Inhalt
Siehe Beschreibung/Klappentext
Was verbindet Geschwister, was beeinflusst Nähe und Vertrauen, wie (un)bedeutend ist die gemeinsam erlebte Kindheit und wie können sie sich nach langer Zeit finden? Der Roman erzählt von einem sehr unterschiedlichen Brüderpaar, ihrem Ringen um das Sichfinden und wie stark die Voreingenommenheit wirkt.
Cover
Das Cover ist für mich meistens nebensächlich. Hier hatte ich aber speziell ein Buch nach seinem Cover aussuchen wollen und habe online gestöbert. Dieses Cover gefällt mir eigentlich nicht. Aber es hat mich fasziniert, weil die beiden Gestalten so unterschiedlich wirken und recht plakativ dargestellt sind. Das Cover war aus meiner Sicht nicht im Einklang mit dem Titel. Zusammen mit der Covergestaltung war meine Neugier geweckt. Im Lauf der Lektüre hat sich übrigens die Übereinstimmung gezeigt.
Erzählstil
Mir hat die gute Sprache sehr gefallen. Es wird präzise formuliert. Am Anfang wird die Geschichte über Briefwechsel erzählt. Die Brüder schreiben sich nach jahrelanger Stille gegenseitig. Einer der Brüder schreibt auch der Mutter und seiner Lebensgefährtin. Das wird sehr lebendig und bringt zum Vorschein, wie sich die Brüder sehen und wie sie die wichtigen Menschen in ihrem Leben sehen. Im späteren Verlauf schreibt der eine Bruder erzählt manchmal auch und der andere Bruder erzählt. Beide äussern sich in der Ich-Form. Es ist nicht immer unmittelbar klar, welcher gerade “Ich” ist. Das ist gut gemacht, spannend und es dauert nur wenige Sätze, bis es Klarheit gibt. Dadurch werden die Charaktere um so greifbarer und man spürt, dass einiges sowohl zum einen als auch zum anderen gehören kann.
Buch
Das Buch ist spannend zu lesen. Die Wechsel zwischen den Erzählfiguren sind ausgezeichnet gemacht. Die Beziehung zwischen den Brüdern und die Familiengeschichte, die verschiedenen Persönlichkeiten sind das Thema des Buches. Einen Bruder haben und ein Bruder sein - allerdings anders, als ich mir das ein wenig romantisierend ausmale.

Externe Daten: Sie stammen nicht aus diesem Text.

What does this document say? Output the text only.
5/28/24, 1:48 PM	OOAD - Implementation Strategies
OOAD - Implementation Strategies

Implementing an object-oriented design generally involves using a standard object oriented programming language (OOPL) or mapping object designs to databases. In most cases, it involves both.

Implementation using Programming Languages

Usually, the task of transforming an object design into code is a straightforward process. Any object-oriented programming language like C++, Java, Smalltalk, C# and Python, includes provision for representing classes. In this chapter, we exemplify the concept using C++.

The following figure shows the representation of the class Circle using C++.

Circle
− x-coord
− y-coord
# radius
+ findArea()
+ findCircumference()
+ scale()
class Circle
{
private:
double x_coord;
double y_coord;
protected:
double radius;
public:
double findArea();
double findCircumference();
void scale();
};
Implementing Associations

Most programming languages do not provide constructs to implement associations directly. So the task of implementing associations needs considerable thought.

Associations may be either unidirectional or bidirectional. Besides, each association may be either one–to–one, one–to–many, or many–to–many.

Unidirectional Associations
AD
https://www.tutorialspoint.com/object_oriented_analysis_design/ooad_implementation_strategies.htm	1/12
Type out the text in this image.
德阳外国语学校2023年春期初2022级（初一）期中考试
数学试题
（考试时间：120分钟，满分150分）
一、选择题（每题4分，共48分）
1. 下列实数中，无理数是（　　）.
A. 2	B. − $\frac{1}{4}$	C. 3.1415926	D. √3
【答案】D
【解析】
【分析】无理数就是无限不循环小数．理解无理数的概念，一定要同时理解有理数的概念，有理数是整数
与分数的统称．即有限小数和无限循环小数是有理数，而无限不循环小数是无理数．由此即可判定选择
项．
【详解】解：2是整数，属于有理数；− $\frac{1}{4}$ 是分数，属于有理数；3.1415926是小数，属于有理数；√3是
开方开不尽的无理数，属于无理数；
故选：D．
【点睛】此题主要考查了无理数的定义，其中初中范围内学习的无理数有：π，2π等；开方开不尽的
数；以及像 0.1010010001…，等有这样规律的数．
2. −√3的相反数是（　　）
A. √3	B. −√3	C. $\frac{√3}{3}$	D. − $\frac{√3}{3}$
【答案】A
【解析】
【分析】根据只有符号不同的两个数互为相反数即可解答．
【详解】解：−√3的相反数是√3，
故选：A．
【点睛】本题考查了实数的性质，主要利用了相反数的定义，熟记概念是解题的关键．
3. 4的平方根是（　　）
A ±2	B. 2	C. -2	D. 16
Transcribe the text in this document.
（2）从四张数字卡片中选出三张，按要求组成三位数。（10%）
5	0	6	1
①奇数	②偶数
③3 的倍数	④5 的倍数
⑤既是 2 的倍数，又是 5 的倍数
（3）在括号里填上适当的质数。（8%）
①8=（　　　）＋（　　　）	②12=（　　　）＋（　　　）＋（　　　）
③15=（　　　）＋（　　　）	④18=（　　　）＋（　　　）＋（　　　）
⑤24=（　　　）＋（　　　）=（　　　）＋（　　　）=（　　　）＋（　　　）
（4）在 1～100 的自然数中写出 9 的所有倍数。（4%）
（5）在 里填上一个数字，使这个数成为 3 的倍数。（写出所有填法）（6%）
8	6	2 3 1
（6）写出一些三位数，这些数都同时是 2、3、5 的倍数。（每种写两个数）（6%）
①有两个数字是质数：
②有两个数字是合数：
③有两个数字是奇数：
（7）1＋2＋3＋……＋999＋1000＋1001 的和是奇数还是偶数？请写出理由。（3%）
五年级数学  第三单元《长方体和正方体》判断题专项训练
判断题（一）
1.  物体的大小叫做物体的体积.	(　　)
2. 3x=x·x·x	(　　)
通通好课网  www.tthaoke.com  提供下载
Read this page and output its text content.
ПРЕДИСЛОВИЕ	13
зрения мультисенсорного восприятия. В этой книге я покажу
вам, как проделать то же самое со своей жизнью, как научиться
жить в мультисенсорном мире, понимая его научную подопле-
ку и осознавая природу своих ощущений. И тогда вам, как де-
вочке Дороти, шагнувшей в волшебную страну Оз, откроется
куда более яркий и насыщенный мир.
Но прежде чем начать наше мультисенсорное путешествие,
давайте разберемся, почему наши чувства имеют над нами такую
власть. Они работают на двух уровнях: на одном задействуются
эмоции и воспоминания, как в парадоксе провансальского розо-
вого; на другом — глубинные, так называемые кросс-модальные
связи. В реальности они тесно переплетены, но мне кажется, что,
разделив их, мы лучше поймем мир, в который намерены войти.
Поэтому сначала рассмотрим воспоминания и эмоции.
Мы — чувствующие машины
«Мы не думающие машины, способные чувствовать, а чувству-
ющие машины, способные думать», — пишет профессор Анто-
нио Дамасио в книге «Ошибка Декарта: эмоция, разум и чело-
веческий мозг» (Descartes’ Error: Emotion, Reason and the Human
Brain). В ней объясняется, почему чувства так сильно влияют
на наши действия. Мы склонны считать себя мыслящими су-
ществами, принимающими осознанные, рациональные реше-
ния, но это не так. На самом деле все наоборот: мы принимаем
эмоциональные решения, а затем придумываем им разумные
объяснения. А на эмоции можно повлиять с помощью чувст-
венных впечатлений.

Die Brüder kennen sich und sind sich doch fremd. Die Erfahrungen aus der Kindheit über das Wesen des jeweils anderen und die Haltung der Eltern gegenüber den beiden Brüdern sind wesentlich in dem, was die Begegnung ausmacht. Sie finden sich, es wird manipuliert und wirkliche Nähe kommt nicht zum Tragen.
Der eine Bruder, der ein mehr oder minder konventionelles Leben führt, hat bisexuelle Neigungen. Zu sich stehen fällt ihm schwer und noch schwerer, zu anderen stehen, die ihm in seinem Leben ein Hindernis sein könnten. Er manipuliert die Menschen, mit denen er zu tun hat, ganz besonders jene, mit denen er besonders eng verbunden sein (sollte).
Der andere Bruder hat in seinem jungen Leben viel “ausprobiert”, das er immer wieder als das Falsche taxiert hat und sich zu anderen Überzeugungen leiten lassen. Beispielsweise ist er von den Quäkern zum Hinduismus konvertiert und auf dem Weg, ein hinduistischer Mönch zu werden. Auch er ist nicht vollkommen gefestigt.
“In bestimmten Momenten kann ich tatsächlich so empfinden und denken wie er, und das macht mir Angst. Ich fürchte, dass ich beginne, mich so wie er zu verhalten und meine Identität vollends einzubüssen, was einer gewissen Ironie nicht entbehrt, wenn man bedenkt, dass mein Leben in diesem Kloster darauf abzielt, das eigene Ego abzutöten.”
“Ich könnte ihn niemals dazu zwingen, seine Art zu leben in Frage zu stellen! Ich muss mir immer wieder klarmachen, dass ich es bin, der ihm diese Macht verleiht.”
Ein sehr lesenswertes Buch von einem Autor, den ich noch gar nicht kannte.